Demonstrates stable performance in out-of-distribution (OOD) settings on OC20 IS2RE, indicating strong generalization.
Torsion encoding in the bond-centric channel contributes substantially to overall performance.

Highlights & Insights¶

The information-theoretic analysis provides rigorous theoretical grounding for the dual-graph design, with four Propositions arguing from complementary perspectives.
The cisplatin/transplatin example is highly intuitive—identical atomic composition, different bond configurations, and vastly different pharmacological effects.
Double-Helix Blocks are transferable to other multi-view fusion scenarios.

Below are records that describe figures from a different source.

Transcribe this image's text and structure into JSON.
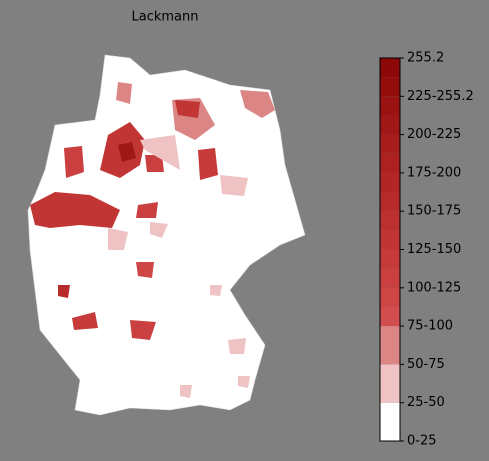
{
  "title": "Lackmann",
  "colorbar": {
    "labels": [
      "255.2",
      "225-255.2",
      "200-225",
      "175-200",
      "150-175",
      "125-150",
      "100-125",
      "75-100",
      "50-75",
      "25-50",
      "0-25"
    ],
    "colors": [
      "#ffffff",
      "#efc3c3",
      "#dc8585",
      "#d24d4d",
      "#ce4646",
      "#ca4040",
      "#c63a3a",
      "#c23535",
      "#bd3030",
      "#b82b2b",
      "#b32626",
      "#ad2121",
      "#a71c1c",
      "#a01717",
      "#9a1212",
      "#940d0d",
      "#8d0909"
    ]
  }
}
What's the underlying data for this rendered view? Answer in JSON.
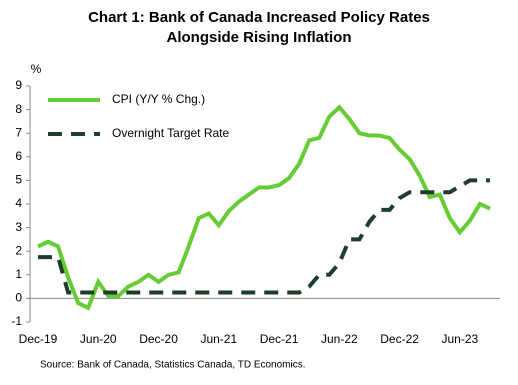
{
  "chart_data": {
    "type": "line",
    "title": "Chart 1: Bank of Canada Increased Policy Rates",
    "subtitle": "Alongside Rising Inflation",
    "y_label": "%",
    "source": "Source: Bank of Canada, Statistics Canada, TD Economics.",
    "categories": [
      "Dec-19",
      null,
      null,
      null,
      null,
      null,
      "Jun-20",
      null,
      null,
      null,
      null,
      null,
      "Dec-20",
      null,
      null,
      null,
      null,
      null,
      "Jun-21",
      null,
      null,
      null,
      null,
      null,
      "Dec-21",
      null,
      null,
      null,
      null,
      null,
      "Jun-22",
      null,
      null,
      null,
      null,
      null,
      "Dec-22",
      null,
      null,
      null,
      null,
      null,
      "Jun-23",
      null,
      null,
      null
    ],
    "series": [
      {
        "name": "CPI (Y/Y % Chg.)",
        "color": "#66cc33",
        "dash": false,
        "values": [
          2.2,
          2.4,
          2.2,
          0.9,
          -0.2,
          -0.4,
          0.7,
          0.1,
          0.1,
          0.5,
          0.7,
          1.0,
          0.7,
          1.0,
          1.1,
          2.2,
          3.4,
          3.6,
          3.1,
          3.7,
          4.1,
          4.4,
          4.7,
          4.7,
          4.8,
          5.1,
          5.7,
          6.7,
          6.8,
          7.7,
          8.1,
          7.6,
          7.0,
          6.9,
          6.9,
          6.8,
          6.3,
          5.9,
          5.2,
          4.3,
          4.4,
          3.4,
          2.8,
          3.3,
          4.0,
          3.8
        ]
      },
      {
        "name": "Overnight Target Rate",
        "color": "#1f3d2b",
        "dash": true,
        "values": [
          1.75,
          1.75,
          1.75,
          0.25,
          0.25,
          0.25,
          0.25,
          0.25,
          0.25,
          0.25,
          0.25,
          0.25,
          0.25,
          0.25,
          0.25,
          0.25,
          0.25,
          0.25,
          0.25,
          0.25,
          0.25,
          0.25,
          0.25,
          0.25,
          0.25,
          0.25,
          0.25,
          0.5,
          1.0,
          1.0,
          1.5,
          2.5,
          2.5,
          3.25,
          3.75,
          3.75,
          4.25,
          4.5,
          4.5,
          4.5,
          4.5,
          4.5,
          4.75,
          5.0,
          5.0,
          5.0
        ]
      }
    ],
    "ylim": [
      -1,
      9
    ],
    "yticks": [
      -1,
      0,
      1,
      2,
      3,
      4,
      5,
      6,
      7,
      8,
      9
    ],
    "grid": false,
    "legend": "upper left"
  }
}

Limitations & Future Work¶

The model has a large parameter count (186M), resulting in high training cost.
Validation is primarily conducted on small molecules and materials; applicability to macromolecules remains to be explored.
The information-theoretic analysis establishes necessary conditions but does not guarantee that the network fully exploits the available information.

vs. Transformer-M: Integrates 3D distance encoding only on the atom graph; DeMol additionally introduces a bond-centric channel.
vs. ALIGNN: Uses a line graph for message passing but lacks atom–bond cross-attention.
vs. GemNet: Encodes dihedral angles but still operates in the atom space.

Rating¶

Novelty: ⭐⭐⭐⭐ The combination of dual-graph architecture, information-theoretic motivation, and Double-Helix fusion is novel.
Experimental Thoroughness: ⭐⭐⭐⭐⭐ Covers four mainstream benchmarks with comprehensive SOTA results.
Writing Quality: ⭐⭐⭐⭐ Rigorous theoretical analysis supported by intuitive examples.
Value: ⭐⭐⭐⭐ Significant contribution to molecular representation learning.